Quite a few years ago now I heard these words at an ordination service, and they’ve stayed with me ever since.

This evening, you haven’t been called to ministry;
That happened at your baptism

You haven’t been called to be a caring person;
You’re already called to that.

You haven’t been called to serve the Church in committees, activities and organisations;
That’s already implied in your membership.

You haven’t been called to become involved in social issues, ecology, race, politics, revolution;
For that is laid upon every Christian.

You’ve been called to this charge, for something smaller and less spectacular.
To read and interpret those sacred stories of our community, so that they speak a word to people today.

I want to take that call seriously.
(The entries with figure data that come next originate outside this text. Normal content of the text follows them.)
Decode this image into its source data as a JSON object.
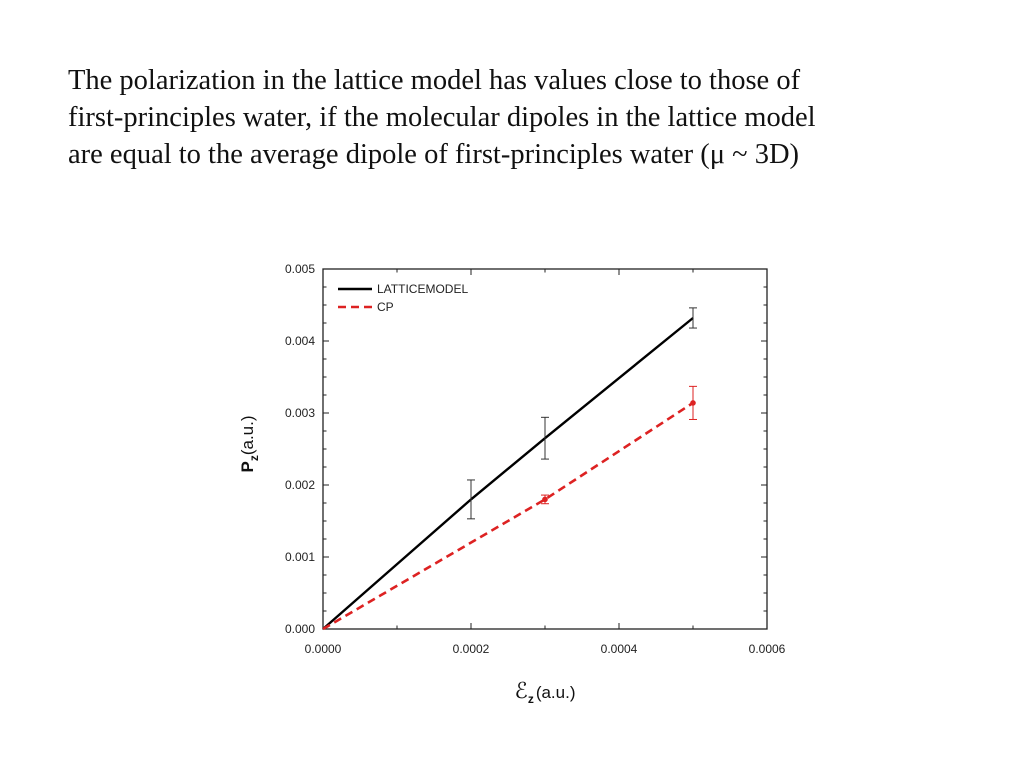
{
  "caption": {
    "line1": "The polarization in the lattice model has values close to those of",
    "line2": "first-principles water, if the molecular dipoles in the lattice model",
    "line3": "are equal to the average dipole of first-principles water (μ ~ 3D)"
  },
  "chart_data": {
    "type": "line",
    "xlim": [
      0,
      0.0006
    ],
    "ylim": [
      0,
      0.005
    ],
    "x_ticks": [
      "0.0000",
      "0.0002",
      "0.0004",
      "0.0006"
    ],
    "y_ticks": [
      "0.000",
      "0.001",
      "0.002",
      "0.003",
      "0.004",
      "0.005"
    ],
    "xlabel": {
      "main": "ℰ",
      "sub": "z",
      "unit": "(a.u.)"
    },
    "ylabel": {
      "main": "P",
      "sub": "z",
      "unit": "(a.u.)"
    },
    "grid": false,
    "legend_position": "top-left",
    "series": [
      {
        "name": "LATTICEMODEL",
        "color": "#000000",
        "dash": "solid",
        "x": [
          0,
          0.0002,
          0.0003,
          0.0005
        ],
        "y": [
          0,
          0.0018,
          0.00265,
          0.00432
        ],
        "yerr": [
          0,
          0.00027,
          0.00029,
          0.00014
        ],
        "markers": false
      },
      {
        "name": "CP",
        "color": "#dd2222",
        "dash": "dashed",
        "x": [
          0,
          0.0003,
          0.0005
        ],
        "y": [
          0,
          0.0018,
          0.00314
        ],
        "yerr": [
          0,
          6e-05,
          0.00023
        ],
        "markers": true
      }
    ]
  }
}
And I want you to take it seriously too.

God speaks. The Story continues. We owe it to him, to ourselves and to our children, to find our place in it,

“Listen my people to my teaching, and pay attention to what I say.
I am going to use wise sayings and explain mysteries from the past. Things we have heard and known,
Things that our ancestors have told us.
We will not keep them from our children;
We will tell the next generation about the Lord’s power and his great deeds,
And the wonderful things he has done.”